See for example this interesting article in The Spectator, dedicated to UKIP which would have been unthinkable even a few weeks ago. The accompanying cartoon is priceless, so go and have a look. This article is notable for a few reasons, the main one being that it still reflects the London- and Tory-Party-centric attitude towards UKIP, that it still focuses on the establishment’s ‘bete noir’ Nigel Farage, and that the sneers and the condescending denigration of Gerard, of the grassroots and of the new members, acknowledged stars on the social media as they are, are again creeping in. Sadly, this is helped by the utterances ‘on background’, unattributed, by “Party Insiders”, such as this one:

“But amid the favourable turn of events, Ukip also finds itself faced with some big questions. The most obvious is whether the party can exploit the current openings. Some insiders openly voice doubts about Batten, including his willingness to indulge toxic groups that would alienate the much larger audience of middle-class conservatives. Explaining the markedly different fortunes of the far-right BNP with the pre-2016 Ukip would not be a difficult essay question to answer. Some also voice anxiety over Batten’s reluctance to engage wholeheartedly with the media.” [My emphasis].

Note the cheap shot at Gerard’s alleged ‘reluctance to engage with the media’. You can’t ‘engage wholeheartedly’ with those who are intent on not taking notice except when it’s about smearing you from the sidelines.

I won’t speculate as to who precisely these ‘insiders’ are – I’m sure many of you will have an inkling. It is however interesting that these ‘insiders’, like the London Establishment, have missed the point, the point which Gerard most assuredly has not missed: UKIP is Brexit, no doubt, but it is far more! It is about the freedom of us, the people, a freedom which is most certainly being stomped on in the Establishment’s silent but powerful campaign of suppressing Free Speech. By standing up and defending this Freedom Gerard has attracted those new members. They joined before the Chequers Shenanigans and it is a fallacy – not an unexpected one – to assume that UKIP’s rise is simply due to Ms May’s treasonous Brexit sell-out.

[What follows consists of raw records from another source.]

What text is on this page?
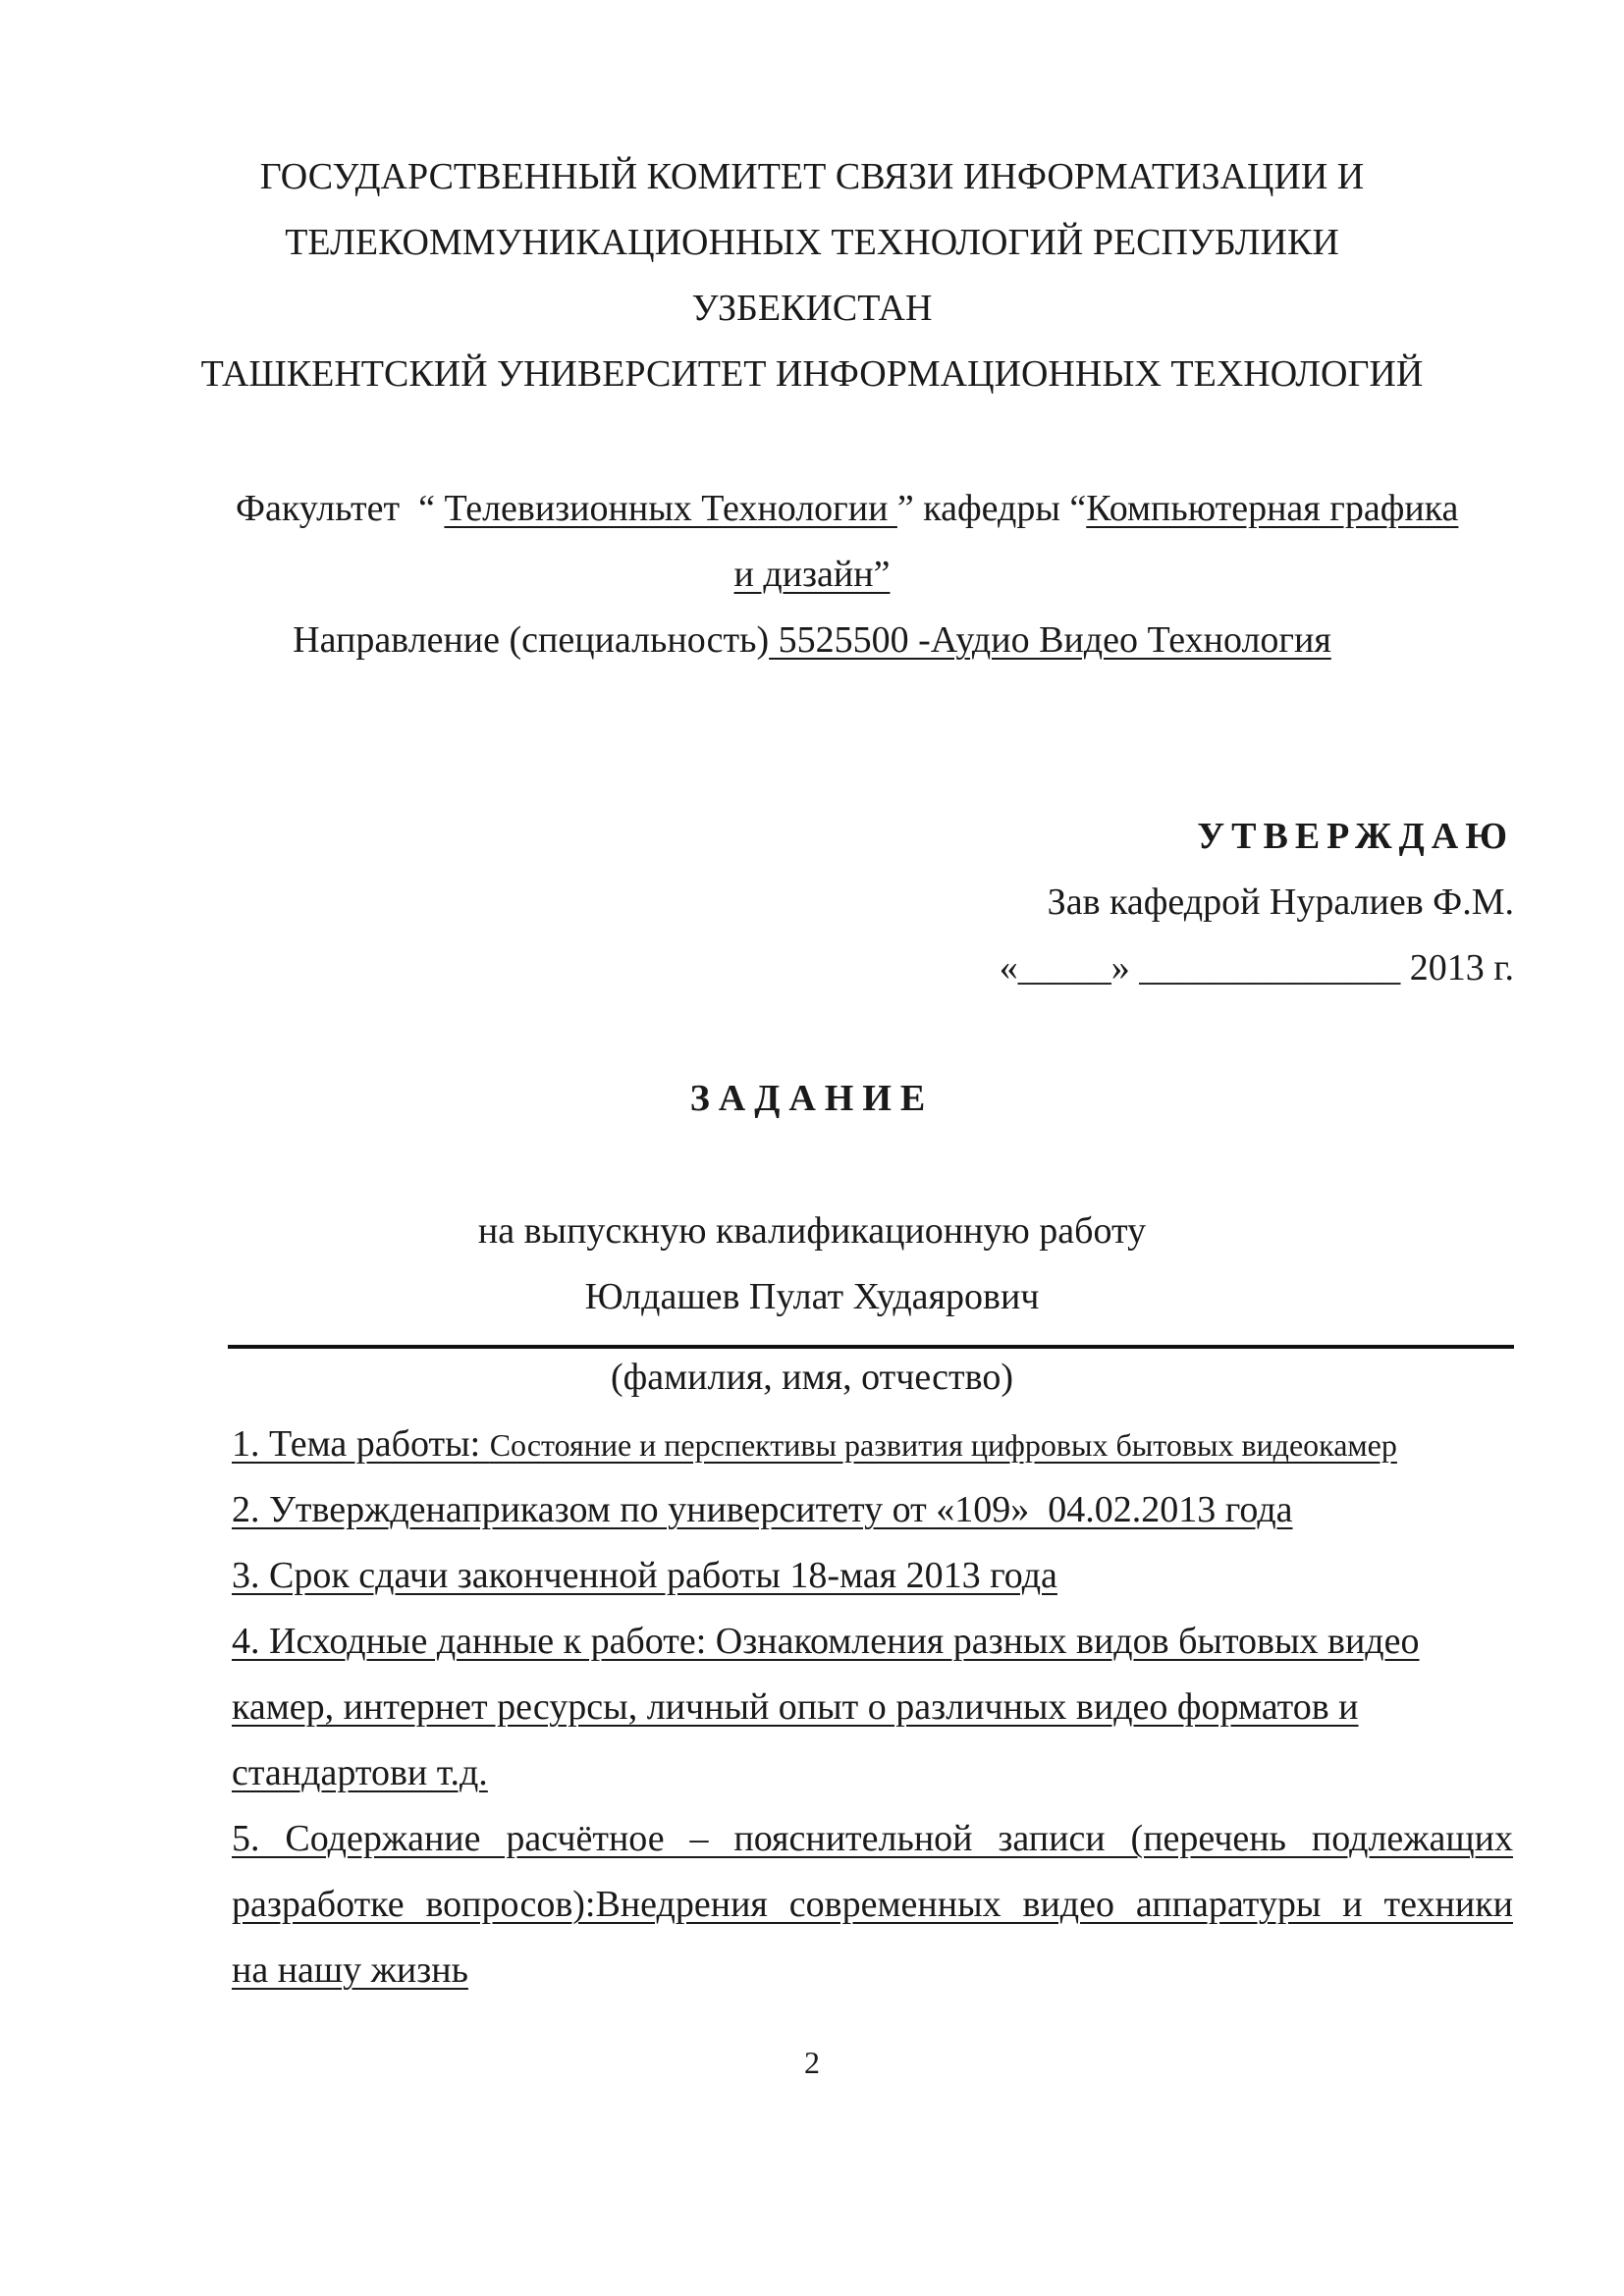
ГОСУДАРСТВЕННЫЙ КОМИТЕТ СВЯЗИ ИНФОРМАТИЗАЦИИ И
ТЕЛЕКОММУНИКАЦИОННЫХ ТЕХНОЛОГИЙ РЕСПУБЛИКИ
УЗБЕКИСТАН
ТАШКЕНТСКИЙ УНИВЕРСИТЕТ ИНФОРМАЦИОННЫХ ТЕХНОЛОГИЙ
Факультет  “ Телевизионных Технологии ” кафедры “Компьютерная графика
и дизайн”
Направление (специальность) 5525500 -Аудио Видео Технология
УТВЕРЖДАЮ
Зав кафедрой Нуралиев Ф.М.
«_____» ______________ 2013 г.
ЗАДАНИЕ
на выпускную квалификационную работу
Юлдашев Пулат Худаярович
(фамилия, имя, отчество)
1. Тема работы: Состояние и перспективы развития цифровых бытовых видеокамер
2. Утвержденаприказом по университету от «109»  04.02.2013 года
3. Срок сдачи законченной работы 18-мая 2013 года
4. Исходные данные к работе: Ознакомления разных видов бытовых видео
камер, интернет ресурсы, личный опыт о различных видео форматов и
стандартови т.д.
5. Содержание расчётное – пояснительной записи (перечень подлежащих
разработке вопросов):Внедрения современных видео аппаратуры и техники
на нашу жизнь
2
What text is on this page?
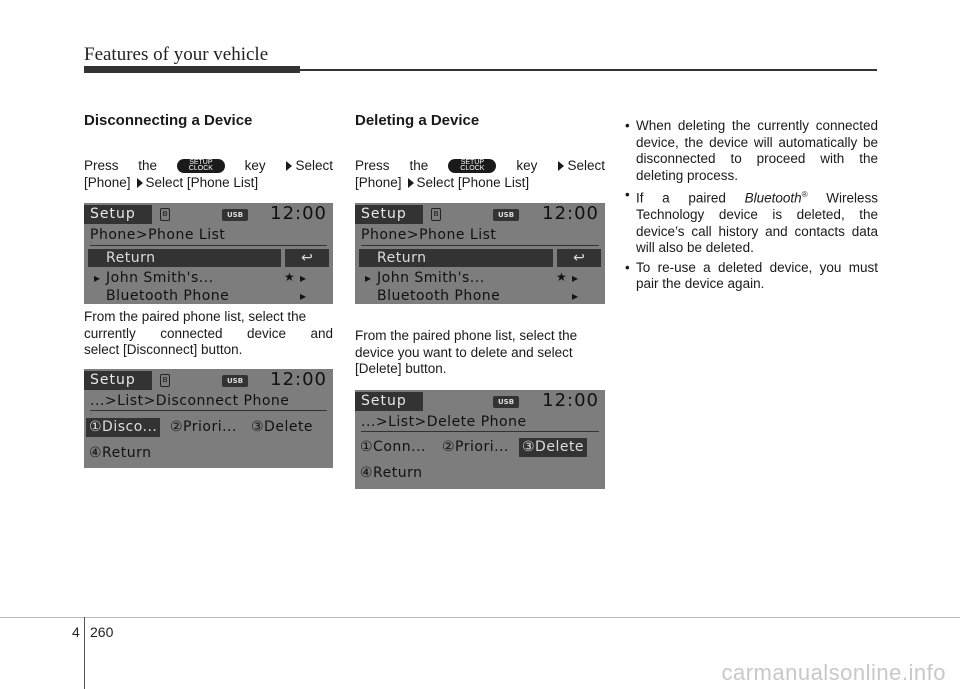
Features of your vehicle
Disconnecting a Device
Press the	SETUP
CLOCK	key	Select
[Phone]	Select [Phone List]
Setup	ʙ	USB 12:00
Phone>Phone List
Return	↩
▸ John Smith's...	★ ▸
Bluetooth Phone	▸
From the paired phone list, select the
currently connected device and
select [Disconnect] button.
Setup	ʙ	USB 12:00
...>List>Disconnect Phone
①Disco... ②Priori... ③Delete
④Return
Deleting a Device
Press the	SETUP
CLOCK	key	Select
[Phone]	Select [Phone List]
Setup	ʙ	USB 12:00
Phone>Phone List
Return	↩
▸ John Smith's...	★ ▸
Bluetooth Phone	▸
From the paired phone list, select the
device you want to delete and select
[Delete] button.
Setup	USB 12:00
...>List>Delete Phone
①Conn... ②Priori... ③Delete
④Return
• When deleting the currently connected device, the device will automatically be disconnected to proceed with the deleting process.
• If a paired Bluetooth® Wireless Technology device is deleted, the device’s call history and contacts data will also be deleted.
• To re-use a deleted device, you must pair the device again.
4 260
carmanualsonline.info
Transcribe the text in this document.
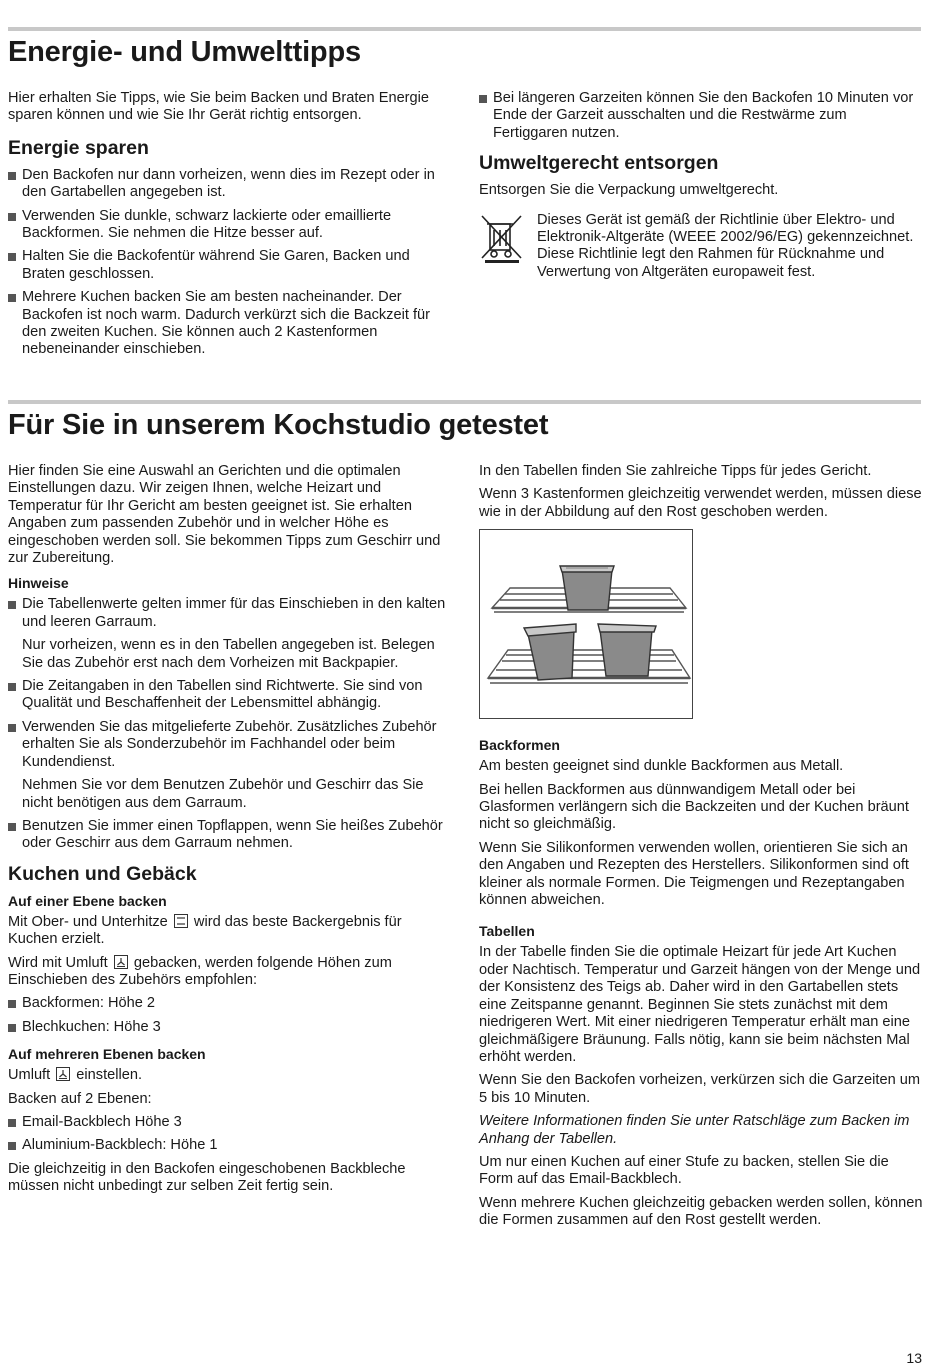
Energie- und Umwelttipps

Hier erhalten Sie Tipps, wie Sie beim Backen und Braten Energie sparen können und wie Sie Ihr Gerät richtig entsorgen.

Energie sparen
Den Backofen nur dann vorheizen, wenn dies im Rezept oder in den Gartabellen angegeben ist.
Verwenden Sie dunkle, schwarz lackierte oder emaillierte Backformen. Sie nehmen die Hitze besser auf.
Halten Sie die Backofentür während Sie Garen, Backen und Braten geschlossen.
Mehrere Kuchen backen Sie am besten nacheinander. Der Backofen ist noch warm. Dadurch verkürzt sich die Backzeit für den zweiten Kuchen. Sie können auch 2 Kastenformen nebeneinander einschieben.
Bei längeren Garzeiten können Sie den Backofen 10 Minuten vor Ende der Garzeit ausschalten und die Restwärme zum Fertiggaren nutzen.
Umweltgerecht entsorgen

Entsorgen Sie die Verpackung umweltgerecht.

Dieses Gerät ist gemäß der Richtlinie über Elektro- und Elektronik-Altgeräte (WEEE 2002/96/EG) gekennzeichnet. Diese Richtlinie legt den Rahmen für Rücknahme und Verwertung von Altgeräten europaweit fest.

Für Sie in unserem Kochstudio getestet

Hier finden Sie eine Auswahl an Gerichten und die optimalen Einstellungen dazu. Wir zeigen Ihnen, welche Heizart und Temperatur für Ihr Gericht am besten geeignet ist. Sie erhalten Angaben zum passenden Zubehör und in welcher Höhe es eingeschoben werden soll. Sie bekommen Tipps zum Geschirr und zur Zubereitung.

Hinweise

Die Tabellenwerte gelten immer für das Einschieben in den kalten und leeren Garraum.

Nur vorheizen, wenn es in den Tabellen angegeben ist. Belegen Sie das Zubehör erst nach dem Vorheizen mit Backpapier.

Die Zeitangaben in den Tabellen sind Richtwerte. Sie sind von Qualität und Beschaffenheit der Lebensmittel abhängig.

Verwenden Sie das mitgelieferte Zubehör. Zusätzliches Zubehör erhalten Sie als Sonderzubehör im Fachhandel oder beim Kundendienst.

Nehmen Sie vor dem Benutzen Zubehör und Geschirr das Sie nicht benötigen aus dem Garraum.

Benutzen Sie immer einen Topflappen, wenn Sie heißes Zubehör oder Geschirr aus dem Garraum nehmen.

Kuchen und Gebäck
Auf einer Ebene backen

Mit Ober- und Unterhitze wird das beste Backergebnis für Kuchen erzielt.

Wird mit Umluft gebacken, werden folgende Höhen zum Einschieben des Zubehörs empfohlen:

Backformen: Höhe 2
Blechkuchen: Höhe 3
Auf mehreren Ebenen backen

Umluft einstellen.

Backen auf 2 Ebenen:

Email-Backblech Höhe 3
Aluminium-Backblech: Höhe 1

Die gleichzeitig in den Backofen eingeschobenen Backbleche müssen nicht unbedingt zur selben Zeit fertig sein.

In den Tabellen finden Sie zahlreiche Tipps für jedes Gericht.

Wenn 3 Kastenformen gleichzeitig verwendet werden, müssen diese wie in der Abbildung auf den Rost geschoben werden.

Backformen

Am besten geeignet sind dunkle Backformen aus Metall.

Bei hellen Backformen aus dünnwandigem Metall oder bei Glasformen verlängern sich die Backzeiten und der Kuchen bräunt nicht so gleichmäßig.

Wenn Sie Silikonformen verwenden wollen, orientieren Sie sich an den Angaben und Rezepten des Herstellers. Silikonformen sind oft kleiner als normale Formen. Die Teigmengen und Rezeptangaben können abweichen.

Tabellen

In der Tabelle finden Sie die optimale Heizart für jede Art Kuchen oder Nachtisch. Temperatur und Garzeit hängen von der Menge und der Konsistenz des Teigs ab. Daher wird in den Gartabellen stets eine Zeitspanne genannt. Beginnen Sie stets zunächst mit dem niedrigeren Wert. Mit einer niedrigeren Temperatur erhält man eine gleichmäßigere Bräunung. Falls nötig, kann sie beim nächsten Mal erhöht werden.

Wenn Sie den Backofen vorheizen, verkürzen sich die Garzeiten um 5 bis 10 Minuten.

Weitere Informationen finden Sie unter Ratschläge zum Backen im Anhang der Tabellen.

Um nur einen Kuchen auf einer Stufe zu backen, stellen Sie die Form auf das Email-Backblech.

Wenn mehrere Kuchen gleichzeitig gebacken werden sollen, können die Formen zusammen auf den Rost gestellt werden.

13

Note well that the author of that article is attempting again to equate UKIP with Nigel Farage, quoting ‘insiders’ about Nigel’s ‘comeback as Leader’, using the well-known media bugbear of Nigel to bash both Gerard and UKIP. He is not alone, see for example David Davis in an article in the Daily Telegraph today:

“If the public decides we have not met the requirements of the referendum and are delivering Brexit in name only they will punish us. The first step will be a regeneration of Ukip, with the return of Nigel Farage and a massive erosion of our vote. There will be a lot of disappointed Tories, it will cost us seats. In the longer run it will be corrosive to all politics.”

It’s the same pattern we remember from Cameron: use the spectre of UKIP and especially Nigel Farage to promote Tory Brexit policies (soft, hard, medium Brexit but not really OUT) while at the same time denounce UKIP as being a corrosive influence. That’s the common EU attitude to all patriots in EU member states: denouncing them as poisonous, far right populist parties which must be squashed.

And that is why the election of proven, successful grassroot activists and supporters like Richard Ford and Nathan Ryding is important. It indicates that our work at the coalface is more helpful, ultimately, than having someone ‘with media presence’, useful as that is. It shows that UKIP is indeed about us grassroots.The reports coming from Richard’s region show that enthusiasm is infectious. There’s nothing stopping us from going out and doing the same in our regions, constituencies and branches!

And just look at the last sentence in the Spectator article:

“Things are looking up for Ukip — it may well be that it is more of a wasp than a bee, and could yet deliver further stings to Britain’s increasingly volatile political system.”

Indeed – but wasps, to be squashed by the usual suspects? Certainly not! It’s foxes set to get into the establishment’s hen houses – lots and lots of them, everywhere! And remember: they cannot hunt us, that would be illegal!

So – onwards, upwards, outwards – and let’s recruit more foxes!